2. Checking out a contractor before you renovate
With a gut apartment renovation easily costing $150,000-$250,000 in New York City, it doesn’t seem like such a crazy idea to go beyond do-it-yourself reference checking (a la Choosing the perfect contractor).
“You would want to see basic personal background, tax liens and litigation history, and you would want someone to evaluate the lawsuits to see whether they are something to worry about,” says Segal. Investigating a small contractor with two to five employees would run about $2,000 at his firm.
3. Investigating a potential property manager
To guard against the all too real possibility of hiring a shady or incompetent property management firm, a co-op or condo board might consider doing a thorough background check first.
“Has the company ever been sued by a building, for instance?” says Segal. “Another good tactic is to interview people who used to work for that management company.
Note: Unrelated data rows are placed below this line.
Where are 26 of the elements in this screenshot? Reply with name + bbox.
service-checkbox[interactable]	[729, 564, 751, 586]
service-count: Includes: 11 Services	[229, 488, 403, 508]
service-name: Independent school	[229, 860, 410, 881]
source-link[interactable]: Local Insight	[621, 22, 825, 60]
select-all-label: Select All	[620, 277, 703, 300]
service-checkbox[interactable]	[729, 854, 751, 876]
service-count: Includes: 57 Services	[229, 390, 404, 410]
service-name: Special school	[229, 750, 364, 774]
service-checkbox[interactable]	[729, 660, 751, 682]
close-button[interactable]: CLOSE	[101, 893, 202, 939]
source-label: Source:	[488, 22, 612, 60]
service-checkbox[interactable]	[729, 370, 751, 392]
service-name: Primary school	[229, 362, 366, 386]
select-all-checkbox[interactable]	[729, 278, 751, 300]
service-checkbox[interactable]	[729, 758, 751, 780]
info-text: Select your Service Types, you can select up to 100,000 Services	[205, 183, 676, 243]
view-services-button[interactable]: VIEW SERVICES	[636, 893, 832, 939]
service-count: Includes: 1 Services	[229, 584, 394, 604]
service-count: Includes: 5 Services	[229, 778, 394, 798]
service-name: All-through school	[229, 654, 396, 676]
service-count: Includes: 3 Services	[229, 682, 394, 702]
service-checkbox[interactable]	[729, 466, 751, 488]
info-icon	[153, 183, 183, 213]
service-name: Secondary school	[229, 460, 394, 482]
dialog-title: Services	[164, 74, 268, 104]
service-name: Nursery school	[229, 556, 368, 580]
They'll feel less inhibited in talking than current employees, and might be able to tell us who the big clients were when they worked there. We could then compare that list to the current list and figure out if the managers were ever fired. Former clients could let us know why the manager was let go.”
He suggests checking credit and making sure the management company doesn't have tax liens or lots of debt.
“You also want to see what the history of the principals was prior to this company's operation,” says Segal. “Did they used to run a different company and when problems arose, closed it and opened a new company we're now looking at?”
Finally, look at whether the head of the property management firm and the manager who would be assigned to your building is under any kind of personal financial stress. Stress creates temptation to put the management company’s interests ahead of your building’s, or worse.
Segal says the sort of review described above would cost around $2,500 to $5,000, depending on how many people need to be interviewed.
4. Deciding whether to sue your sponsor--or whether to buy from the sponsor in the first place
There’s no use spending six figures suing your sponsor over a cracked foundation and leaky façade if the sponsor can barely afford a Metrocard to get to court. Similarly, you probably don't want to buy a new condo from a sponsor who has been dragged into court over major construction defects in three prior projects.
A full-scale, show-me-the-money asset search and litigation check can run anywhere from $3,000 for a small operator with a building or two to $7,500 for a big real estate guy with, say, 15 limited partnerships and lots of other business dealings.